Рогожев, справившись с сапогом, вылез из громыхающих брезентовых штанов и, медля идти в душевую, ждал членораздельного ответа на свой вопрос. Но Филипп Филиппович вместо этого спросил сам:

— Это когда было у него, с Канюковым?

— Да в ночь на воскресенье. Вчера, одним словом. Черт его знает как это получается у парня? Бурильщик, зарабатывает дай бог каждому, чего ему эти сохатые понадобились? Да и не похоже, чтобы жадничал, а вот… Пробовал я с ним говорить — отмахнулся, своя, дескать, голова на плечах. А парень вроде неплохой, ребята в основном за него. Сам знаешь, как у нас некоторые на такие дела смотрят: не украл, в тайге добыл!

— Судить будут?

— Наверное!

— Тогда все ясно, пожалуй. Видишь ли, ко мне один славный дядька забрел, Заеланный, конюх подхозовский. Ну и рассказывает про этого Бурмакина, что парень стыд и совесть в человечестве отрицает. Вот мы и хотели как-нибудь выяснить, как дошел он до жизни такой. А теперь понятно. Как же, мол, человека из тайги вытащил — и меня же судить? Нет, дескать, на земле правды!

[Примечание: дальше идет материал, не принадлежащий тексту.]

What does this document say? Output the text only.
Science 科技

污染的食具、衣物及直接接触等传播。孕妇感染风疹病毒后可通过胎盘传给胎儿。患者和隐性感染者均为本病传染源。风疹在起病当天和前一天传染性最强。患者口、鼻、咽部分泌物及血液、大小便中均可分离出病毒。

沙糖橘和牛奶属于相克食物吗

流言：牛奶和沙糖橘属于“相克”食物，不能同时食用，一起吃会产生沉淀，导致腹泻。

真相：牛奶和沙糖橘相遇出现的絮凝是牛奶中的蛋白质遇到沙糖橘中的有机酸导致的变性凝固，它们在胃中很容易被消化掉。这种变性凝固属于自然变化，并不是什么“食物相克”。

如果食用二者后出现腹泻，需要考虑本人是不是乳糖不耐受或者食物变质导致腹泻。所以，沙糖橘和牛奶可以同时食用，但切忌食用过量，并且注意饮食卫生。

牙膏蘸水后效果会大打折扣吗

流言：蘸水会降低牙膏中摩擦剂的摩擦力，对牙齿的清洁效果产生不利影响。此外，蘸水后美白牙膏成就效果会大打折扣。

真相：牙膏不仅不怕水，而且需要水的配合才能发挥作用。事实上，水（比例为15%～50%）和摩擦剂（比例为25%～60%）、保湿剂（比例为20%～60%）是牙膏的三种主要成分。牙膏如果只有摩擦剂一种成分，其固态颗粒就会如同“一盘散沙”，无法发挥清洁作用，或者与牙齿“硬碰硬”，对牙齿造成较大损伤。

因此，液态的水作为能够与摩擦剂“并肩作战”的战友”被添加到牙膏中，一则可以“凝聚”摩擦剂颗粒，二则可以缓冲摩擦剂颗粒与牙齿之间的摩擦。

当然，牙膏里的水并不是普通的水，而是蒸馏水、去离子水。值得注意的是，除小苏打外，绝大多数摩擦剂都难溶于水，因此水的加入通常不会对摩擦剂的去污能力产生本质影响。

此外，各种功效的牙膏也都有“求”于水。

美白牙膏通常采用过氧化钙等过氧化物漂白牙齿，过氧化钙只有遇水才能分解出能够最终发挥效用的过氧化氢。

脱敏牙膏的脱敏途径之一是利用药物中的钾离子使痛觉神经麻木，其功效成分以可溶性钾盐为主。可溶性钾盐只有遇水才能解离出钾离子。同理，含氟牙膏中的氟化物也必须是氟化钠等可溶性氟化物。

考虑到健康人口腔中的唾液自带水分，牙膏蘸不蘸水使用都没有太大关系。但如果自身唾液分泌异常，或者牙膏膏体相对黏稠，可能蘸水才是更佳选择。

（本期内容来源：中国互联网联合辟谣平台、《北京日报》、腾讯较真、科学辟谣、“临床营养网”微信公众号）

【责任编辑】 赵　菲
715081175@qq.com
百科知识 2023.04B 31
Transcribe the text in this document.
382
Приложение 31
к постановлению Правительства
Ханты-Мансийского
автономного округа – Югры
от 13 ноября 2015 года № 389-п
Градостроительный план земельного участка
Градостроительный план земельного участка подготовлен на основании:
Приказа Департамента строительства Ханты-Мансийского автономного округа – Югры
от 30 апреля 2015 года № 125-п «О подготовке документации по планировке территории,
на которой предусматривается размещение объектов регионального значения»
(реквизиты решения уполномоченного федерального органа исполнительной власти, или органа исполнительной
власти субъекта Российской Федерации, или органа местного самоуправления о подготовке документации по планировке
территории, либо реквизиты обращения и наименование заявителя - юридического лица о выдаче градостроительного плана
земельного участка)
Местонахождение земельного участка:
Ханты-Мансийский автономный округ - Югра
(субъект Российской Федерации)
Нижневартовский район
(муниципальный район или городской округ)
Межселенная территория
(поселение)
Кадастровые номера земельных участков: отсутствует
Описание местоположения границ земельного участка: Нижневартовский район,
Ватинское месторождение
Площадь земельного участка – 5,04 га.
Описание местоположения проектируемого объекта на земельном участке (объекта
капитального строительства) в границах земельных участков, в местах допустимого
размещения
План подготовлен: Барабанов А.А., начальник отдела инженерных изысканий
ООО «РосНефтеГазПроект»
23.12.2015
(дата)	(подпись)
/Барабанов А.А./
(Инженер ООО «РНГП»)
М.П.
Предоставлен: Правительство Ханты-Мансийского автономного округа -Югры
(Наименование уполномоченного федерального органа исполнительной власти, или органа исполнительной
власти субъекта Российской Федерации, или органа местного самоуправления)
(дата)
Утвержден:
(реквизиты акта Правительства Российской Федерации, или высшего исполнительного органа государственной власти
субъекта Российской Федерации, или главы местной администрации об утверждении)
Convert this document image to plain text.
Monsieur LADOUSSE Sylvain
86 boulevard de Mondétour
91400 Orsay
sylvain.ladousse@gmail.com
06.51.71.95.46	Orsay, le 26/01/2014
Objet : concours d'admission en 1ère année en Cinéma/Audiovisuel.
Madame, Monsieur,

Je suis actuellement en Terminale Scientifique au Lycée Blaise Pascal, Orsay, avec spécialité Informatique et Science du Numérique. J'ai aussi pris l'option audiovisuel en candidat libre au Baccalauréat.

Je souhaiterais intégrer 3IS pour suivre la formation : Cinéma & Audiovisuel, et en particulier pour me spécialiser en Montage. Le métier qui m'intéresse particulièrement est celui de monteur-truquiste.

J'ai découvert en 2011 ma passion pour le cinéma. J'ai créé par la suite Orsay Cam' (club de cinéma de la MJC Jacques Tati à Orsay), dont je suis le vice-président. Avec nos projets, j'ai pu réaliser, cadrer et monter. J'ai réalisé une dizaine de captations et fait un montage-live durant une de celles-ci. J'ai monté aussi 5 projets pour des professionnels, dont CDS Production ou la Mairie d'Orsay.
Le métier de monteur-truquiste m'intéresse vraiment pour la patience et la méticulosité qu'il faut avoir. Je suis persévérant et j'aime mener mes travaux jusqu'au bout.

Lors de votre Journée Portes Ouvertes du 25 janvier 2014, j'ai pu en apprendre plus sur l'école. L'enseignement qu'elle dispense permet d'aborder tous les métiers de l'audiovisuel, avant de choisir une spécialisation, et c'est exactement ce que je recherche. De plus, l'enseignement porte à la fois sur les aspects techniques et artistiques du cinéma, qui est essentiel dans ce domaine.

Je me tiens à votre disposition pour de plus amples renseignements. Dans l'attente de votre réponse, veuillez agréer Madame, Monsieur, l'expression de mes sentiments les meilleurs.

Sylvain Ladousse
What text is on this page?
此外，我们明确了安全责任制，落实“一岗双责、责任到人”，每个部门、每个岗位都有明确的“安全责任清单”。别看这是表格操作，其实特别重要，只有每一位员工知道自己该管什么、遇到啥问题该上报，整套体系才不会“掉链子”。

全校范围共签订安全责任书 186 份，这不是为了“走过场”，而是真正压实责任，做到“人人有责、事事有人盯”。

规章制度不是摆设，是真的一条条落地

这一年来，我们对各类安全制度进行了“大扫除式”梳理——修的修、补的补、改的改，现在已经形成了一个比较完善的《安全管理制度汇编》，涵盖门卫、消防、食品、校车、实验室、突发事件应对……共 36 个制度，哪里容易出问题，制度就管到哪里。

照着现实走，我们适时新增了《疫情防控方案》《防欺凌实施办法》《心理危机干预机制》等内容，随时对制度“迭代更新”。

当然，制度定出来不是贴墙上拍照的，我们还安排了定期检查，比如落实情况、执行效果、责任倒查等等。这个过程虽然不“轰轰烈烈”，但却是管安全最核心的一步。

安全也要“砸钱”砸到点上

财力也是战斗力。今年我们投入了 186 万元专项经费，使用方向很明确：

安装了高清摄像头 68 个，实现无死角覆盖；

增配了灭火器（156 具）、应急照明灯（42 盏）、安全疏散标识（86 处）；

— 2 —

Обидно, конечно, — согласился Рогожев.

— Еще бы не обидно — Канюков его и в прошлом году прихватил с лосем. Парень, поди, в этот раз надеялся: выволоку, грех покроет! — Он поискал глазами, куда бросить окурок, и, не найдя, затушил в спичечном коробке. — А вообще-то, Паша, получается нехорошо, а? Чего доброго, Бурмакин в самом деле вобьет в голову, что с ним поступили бессовестно, а так и на людей ополчиться недолго. Самому совесть потерять.

Рогожев усмехнулся:

— Ее, видать, и так было не много!

— Совсем плохо, если потеряет остатки. Втолковать надо бы парню, что если бы Канюков, наоборот, промолчал, то оказался бы подлецом. Ну, ладно, иди мыться! — спохватился Филипп Филиппович. — Нашли время разговаривать!

Парторг зябко передернул голыми плечами, кивнул:

— Добро. Я настропалю Черниченко, он мужик с мозгой. — И пожаловался: — Умотался я сегодня, спать хочу чертовски.

Прихватив мыло и полотенце, он шагнул к дверям душевой, но в этот момент распахнулась противоположная дверь — из раскомандировочной.

— Здесь! — через плечо крикнул кому-то парень в брезенте. И, держа перед собой незажженную карбитку, словно освещая ею темноту, сказал: — Павел Васильевич, тебя там Шелгунова Маруська спрашивает.

— Чего ей?

— К работе не допускают, что ли… За опоздание.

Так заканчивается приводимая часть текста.